One striking result from the empirical study is that the vulnerability of over 90% of functions could not be accurately determined without considering broader contexts. This empirically questions the soundness of utilizing isolated functions for vulnerability detection, as it overlooks the essential code-context interactions that manifest real security threats.

Implications for ML4VD and Future Directions

The implications of this study are multifold. The findings directly question the internal validity of a large body of ML4VD literature, suggesting that high reported accuracies are often artifacts of spurious correlations rather than genuine vulnerability detection capabilities. By training a Gradient Boosting Classifier on simple word counts, the authors highlighted that high classification performance could be achieved even when critical code structure information was disregarded. This underscores the susceptibility of current benchmarks to spurious feature exploitation.

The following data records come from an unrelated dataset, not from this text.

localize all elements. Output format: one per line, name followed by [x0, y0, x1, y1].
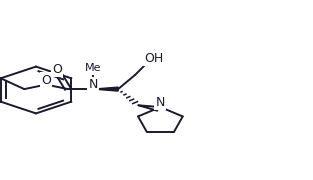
- Text: N: N: [156, 96, 165, 109]
- Text: O: O: [41, 74, 51, 87]
- Polygon shape: [93, 87, 118, 91]
- Text: OH: OH: [145, 52, 164, 65]
- Text: N: N: [88, 78, 98, 91]
- Text: O: O: [52, 63, 62, 76]
- Text: Me: Me: [85, 63, 101, 73]
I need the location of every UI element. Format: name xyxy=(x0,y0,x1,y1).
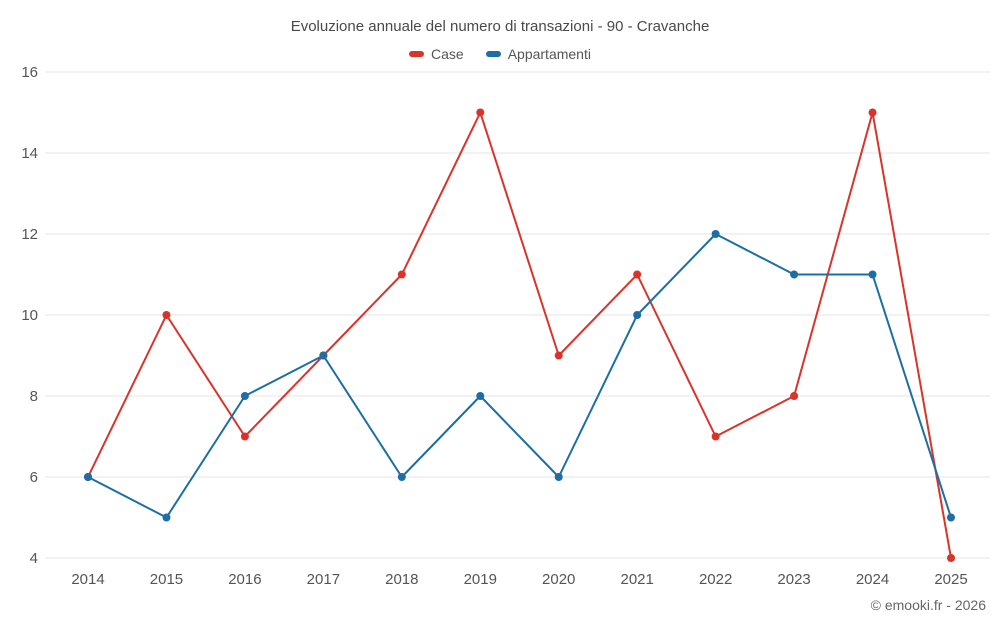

For the field to progress towards meaningful evaluation and genuine vulnerability detection, the authors propose several alternatives:

• Abstention-based Classification: Rather than forcing a binary classification, allowing ML models to abstain from making a decision on context-dependent cases could pave the way for more credible results.
• Higher Granularities: Leveraging file-level or module-level contexts might provide a more holistic view, though this approach still necessitates empirical validation for robustness.
• Context-Conditional Classification: Integrating a broader repository-level context during evaluation might address the core dependency issues.

Future Research

The paper steers future research towards context-aware methodologies that reflect the hierarchical and interconnected nature of software systems. The move towards context-generating techniques and the inclusion of comprehensive execution environments in the training and evaluation of ML models are particularly intriguing. Such advancements would mark a significant shift from traditional ML4VD paradigms, promoting techniques that can truly detect vulnerabilities in real-world settings.

Conclusion

Risse and Böhme's work delivers a critical and insightful discourse on the foundational assumptions underlying current ML4VD research. By empirically proving the inadequacy of function-level binary classification for vulnerability detection, they offer a compelling case for the reevaluation and redefinition of benchmarking methodologies in this domain. The proposed directions for future research hold promise for advancing the reliability and robustness of ML4VD, ensuring that empirical evaluations genuinely reflect the models' capabilities to safeguard software systems against vulnerabilities.